[Closed] Find and Replace in huge .txt files
fn test =
(
start = timeStamp()
f="d:\ est.txt"
fw="d:\ est_w.txt"
local contents = (dotNetClass "System.IO.File").ReadAllLines f
for i = 1 to contents.count do
(
if (matchPattern contents[i] pattern:"*text*") then
(
print contents[i]
--contents[i] = replaceByString contents[i] "bla2"
)
)
(dotNetClass "System.IO.File").WriteAllLines fw contents
end = timeStamp()
format "Processing took % seconds
" ((end - start) / 1000.0)
)
test()
Hello. I wrote this function to find and replace some words in my text files. Each of my text file has 200mb of size, thats why I need to seed up this process. But seems I’m stuck I’ll be glad to hear any suggestions how speed up this process.
Maybe it’s better to keep all the processing in dotnet.
Or maybe even lookat python, it’s supposed to be really fast at processing text files.
-Johan
PERL is very good at processing text files. It’s pretty easy to use as well.

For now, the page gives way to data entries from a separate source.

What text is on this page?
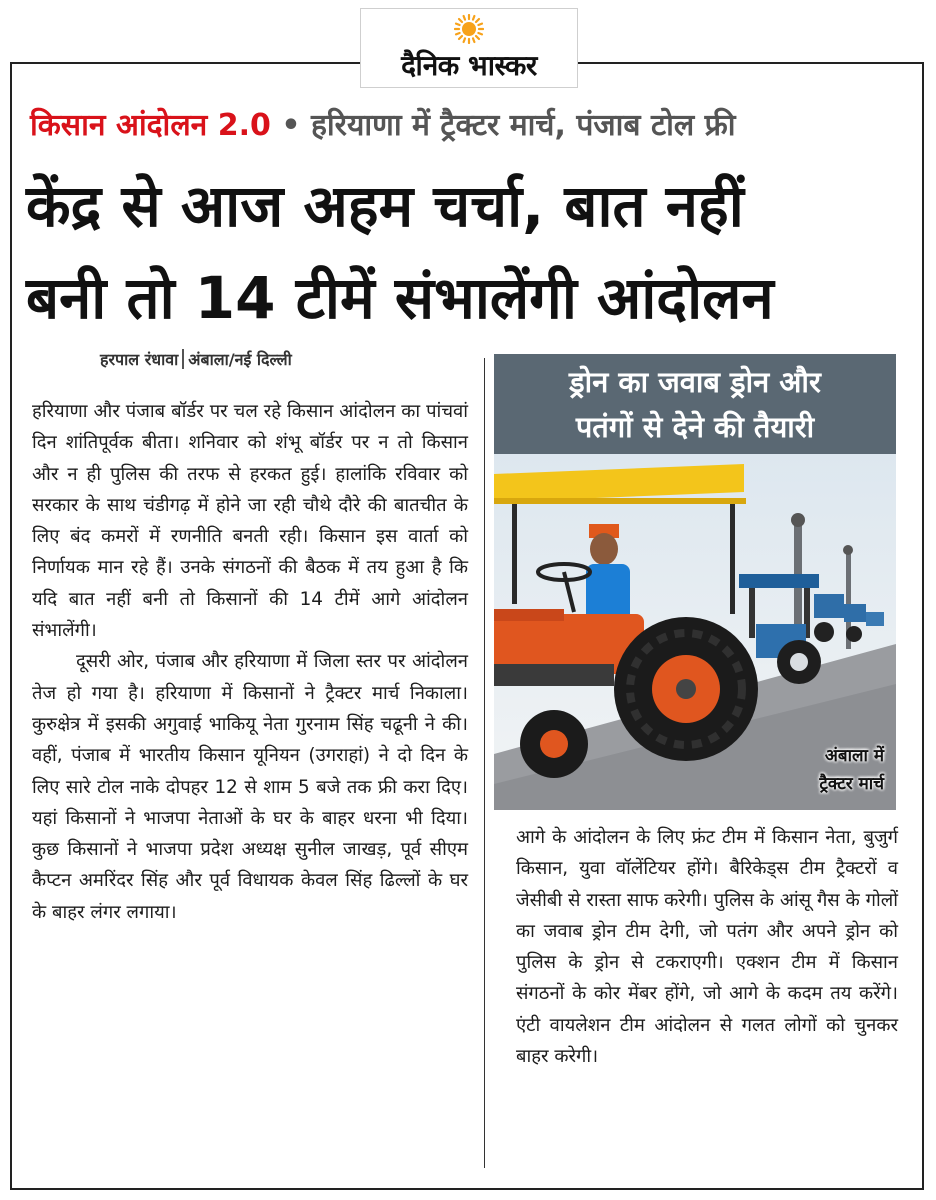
दैनिक भास्कर
किसान आंदोलन 2.0 • हरियाणा में ट्रैक्टर मार्च, पंजाब टोल फ्री
केंद्र से आज अहम चर्चा, बात नहीं
बनी तो 14 टीमें संभालेंगी आंदोलन
हरपाल रंधावा अंबाला/नई दिल्ली

हरियाणा और पंजाब बॉर्डर पर चल रहे किसान आंदोलन का पांचवां दिन शांतिपूर्वक बीता। शनिवार को शंभू बॉर्डर पर न तो किसान और न ही पुलिस की तरफ से हरकत हुई। हालांकि रविवार को सरकार के साथ चंडीगढ़ में होने जा रही चौथे दौरे की बातचीत के लिए बंद कमरों में रणनीति बनती रही। किसान इस वार्ता को निर्णायक मान रहे हैं। उनके संगठनों की बैठक में तय हुआ है कि यदि बात नहीं बनी तो किसानों की 14 टीमें आगे आंदोलन संभालेंगी।

दूसरी ओर, पंजाब और हरियाणा में जिला स्तर पर आंदोलन तेज हो गया है। हरियाणा में किसानों ने ट्रैक्टर मार्च निकाला। कुरुक्षेत्र में इसकी अगुवाई भाकियू नेता गुरनाम सिंह चढूनी ने की। वहीं, पंजाब में भारतीय किसान यूनियन (उगराहां) ने दो दिन के लिए सारे टोल नाके दोपहर 12 से शाम 5 बजे तक फ्री करा दिए। यहां किसानों ने भाजपा नेताओं के घर के बाहर धरना भी दिया। कुछ किसानों ने भाजपा प्रदेश अध्यक्ष सुनील जाखड़, पूर्व सीएम कैप्टन अमरिंदर सिंह और पूर्व विधायक केवल सिंह ढिल्लों के घर के बाहर लंगर लगाया।

ड्रोन का जवाब ड्रोन और
पतंगों से देने की तैयारी
अंबाला में
ट्रैक्टर मार्च

आगे के आंदोलन के लिए फ्रंट टीम में किसान नेता, बुजुर्ग किसान, युवा वॉलेंटियर होंगे। बैरिकेड्स टीम ट्रैक्टरों व जेसीबी से रास्ता साफ करेगी। पुलिस के आंसू गैस के गोलों का जवाब ड्रोन टीम देगी, जो पतंग और अपने ड्रोन को पुलिस के ड्रोन से टकराएगी। एक्शन टीम में किसान संगठनों के कोर मेंबर होंगे, जो आगे के कदम तय करेंगे। एंटी वायलेशन टीम आंदोलन से गलत लोगों को चुनकर बाहर करेगी।
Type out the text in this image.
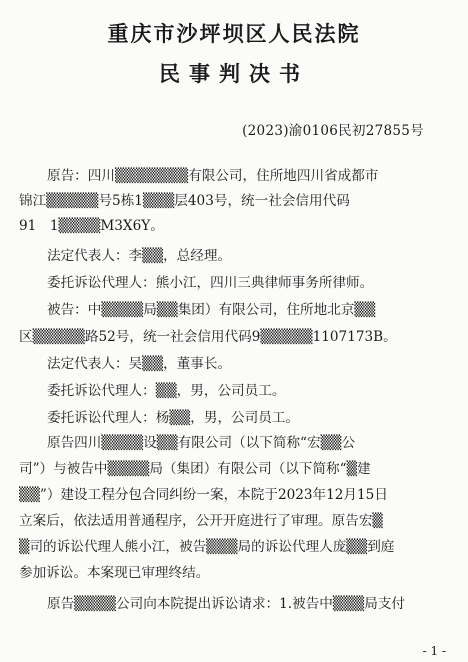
重庆市沙坪坝区人民法院
民事判决书
(2023)渝0106民初27855号
原告：四川▒▒▒▒▒▒▒有限公司，住所地四川省成都市
锦江▒▒▒▒▒号5栋1▒▒▒层403号，统一社会信用代码
91　1▒▒▒▒M3X6Y。
法定代表人：李▒▒，总经理。
委托诉讼代理人：熊小江，四川三典律师事务所律师。
被告：中▒▒▒▒局▒▒集团）有限公司，住所地北京▒▒
区▒▒▒▒▒路52号，统一社会信用代码9▒▒▒▒▒1107173B。
法定代表人：吴▒▒，董事长。
委托诉讼代理人：▒▒，男，公司员工。
委托诉讼代理人：杨▒▒，男，公司员工。
原告四川▒▒▒▒设▒▒有限公司（以下简称“宏▒▒公
司”）与被告中▒▒▒▒局（集团）有限公司（以下简称“▒建
▒▒”）建设工程分包合同纠纷一案，本院于2023年12月15日
立案后，依法适用普通程序，公开开庭进行了审理。原告宏▒
▒司的诉讼代理人熊小江，被告▒▒▒局的诉讼代理人庞▒▒到庭
参加诉讼。本案现已审理终结。
原告▒▒▒▒公司向本院提出诉讼请求：1.被告中▒▒▒局支付
- 1 -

I’ve used it to auto inset tags into VRML files.
fn test =
(
start = timeStamp()
f="d:\ est.txt"
fw="d:\ est_w.txt"
while (heapFree<((getfileSize f)*4)) do heapSize+=10000000
local contents = (dotNetClass "System.IO.File").ReadAllLines f
for i = 1 to contents.count do
(
if (matchPattern contents[i] pattern:"*text*") then
(
contents[i] = substituteString contents[i] "text" "bla2"
)
)
(dotNetClass "System.IO.File").WriteAllLines fw contents
contents=#()
gc light:true
end = timeStamp()
format "Processing took % seconds
" ((end - start) / 1000.0)
)
test()
If you make sure there’s enough memory in your heap it’s not that slow IMO. I tried this on a 120mb file which had lots of occurences of “text” in it, and it took 27 seconds, which I think is reasonable within the bounds of maxscript considering the size of the file. How long is it taking you to execute with your 200mb files?
You have to stay with c#/.net solution and not go back and forth .net <-> mxs.
global FileAssembly
fn CreateFileAssembly forceRecompile:on =
(
if forceRecompile or not iskindof ::FileAssembly dotnetobject or (::FileAssembly.GetType()).name != "Assembly" do
(
source = ""
source += "using System;
"
source += "using System.IO;
"
source += "using System.Text.RegularExpressions;
"
source += "class FileIO
"
source += "{
"
source += "static public void ReplaceInFile(string fileIn, string searchText, string replaceText)
"
source += "{
"
source += " StreamReader reader = new StreamReader(fileIn);
"
source += " string content = reader.ReadToEnd();
"
source += " reader.Close();
"
source += " content = Regex.Replace(content, searchText, replaceText);
"
source += " StreamWriter writer = new StreamWriter(fileIn);
"
source += " writer.Write(content);
"
source += " writer.Close();
"
source += "}
"
source += "}
"
csharpProvider = dotnetobject "Microsoft.CSharp.CSharpCodeProvider"
compilerParams = dotnetobject "System.CodeDom.Compiler.CompilerParameters"
compilerParams.ReferencedAssemblies.Add("System.dll");
compilerParams.GenerateInMemory = true
compilerResults = csharpProvider.CompileAssemblyFromSource compilerParams #(source)
FileAssembly = compilerResults.CompiledAssembly
FileAssembly.CreateInstance "FileIO"
)
)
global FileIO = CreateFileAssembly()
global replaceInFile = FileIO.ReplaceInFile
for 210Mb file where every 3rd word has to be replaced it takes 15sec on my machine for not cached file and 5sec for the cached.
what can you store in 200MBytes text file and use it with MAX?!
I’m patch .mi files because of 3dsmax exporter shortcomings.
denisT: thank you for example, I’ll try it.
lo: thank you. I’ll keep in mind max’s memory limitations.